No doubt, these open spaces may be integral part but certainly these are not required to enjoy building existing of 220 square feet on plot of land of 4973.125 square feet. How much land should be treated as appurtenant thereto is a question of fact and depends upon facts and circumstances of the case and in each case , the facts may differ . Both the authorities below have concurred that 25% of the total plot area to be considered land appurtenant thereto. These may require estimation which may involve guess work and it could not be said that estimation done by authorities below in instant case is perverse or without any reasonable basis. We are not inclined to interfere with the decision taken by both the authorities below as we have observed that estimation done by authorities below is honest and reasonable estimates based on facts of the case and could not be said to be a perverse view taken by authorities below. Our above view is strengthened by Decision of Hon’ble Supreme Court in the case of Kachwala Gems v.
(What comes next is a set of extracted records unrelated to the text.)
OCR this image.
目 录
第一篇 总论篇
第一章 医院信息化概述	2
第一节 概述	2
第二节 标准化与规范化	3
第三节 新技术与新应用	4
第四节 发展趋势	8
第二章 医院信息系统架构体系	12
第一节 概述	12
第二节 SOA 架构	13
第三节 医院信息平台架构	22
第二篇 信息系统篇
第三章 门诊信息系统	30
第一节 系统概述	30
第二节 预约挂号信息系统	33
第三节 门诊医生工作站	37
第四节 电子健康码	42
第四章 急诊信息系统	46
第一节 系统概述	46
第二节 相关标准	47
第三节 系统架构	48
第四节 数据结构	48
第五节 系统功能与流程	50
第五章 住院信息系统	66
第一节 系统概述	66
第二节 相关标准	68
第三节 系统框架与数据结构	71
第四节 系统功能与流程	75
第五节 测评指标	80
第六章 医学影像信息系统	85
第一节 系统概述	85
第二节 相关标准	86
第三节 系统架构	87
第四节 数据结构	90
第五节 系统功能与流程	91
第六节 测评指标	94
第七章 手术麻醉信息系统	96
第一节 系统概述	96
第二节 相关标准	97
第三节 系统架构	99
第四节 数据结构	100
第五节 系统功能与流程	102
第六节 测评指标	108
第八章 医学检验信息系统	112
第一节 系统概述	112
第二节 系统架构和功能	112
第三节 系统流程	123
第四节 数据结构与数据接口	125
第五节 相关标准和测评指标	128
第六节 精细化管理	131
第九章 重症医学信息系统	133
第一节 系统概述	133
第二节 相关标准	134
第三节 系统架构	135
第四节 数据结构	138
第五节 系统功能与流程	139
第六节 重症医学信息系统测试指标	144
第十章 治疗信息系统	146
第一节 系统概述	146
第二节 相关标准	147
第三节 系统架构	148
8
JCIT reported in (2007) 288 ITR 10(SC) although this decision was given in different context of best judgments, wherein Hon’ble Supreme Court held as under:
“11. It is well-settled that in a best judgment assessment, there is always a certain degree of guess work. No doubt the authorities concerned should try to make an honest and fair estimate of the income even in a best judgment assessment, and should not act totally arbitrarily, but there is necessarily some amount of guess work involved in a best judgment assessment, and it is the assessee himself who is to blame as he did not submit proper accounts. In our opinion, there was no arbitrariness in the present case on the part of the income-tax authorities. Thus, there is no force in this appeal, and it is dismissed accordingly. No costs.”
Thus, keeping in view our above detailed discussion and reasoning, we dismiss appeal filed by the assessee. The assessee fails in its appeal in for ay: 2013-14. We order accordingly.
In the result, the appeal filed by the assessee in ITA No.2489/Chny/2017 for ay: 2013-14 is dismissed.
Order pronounced on the 17th day of December, 2019 in Chennai.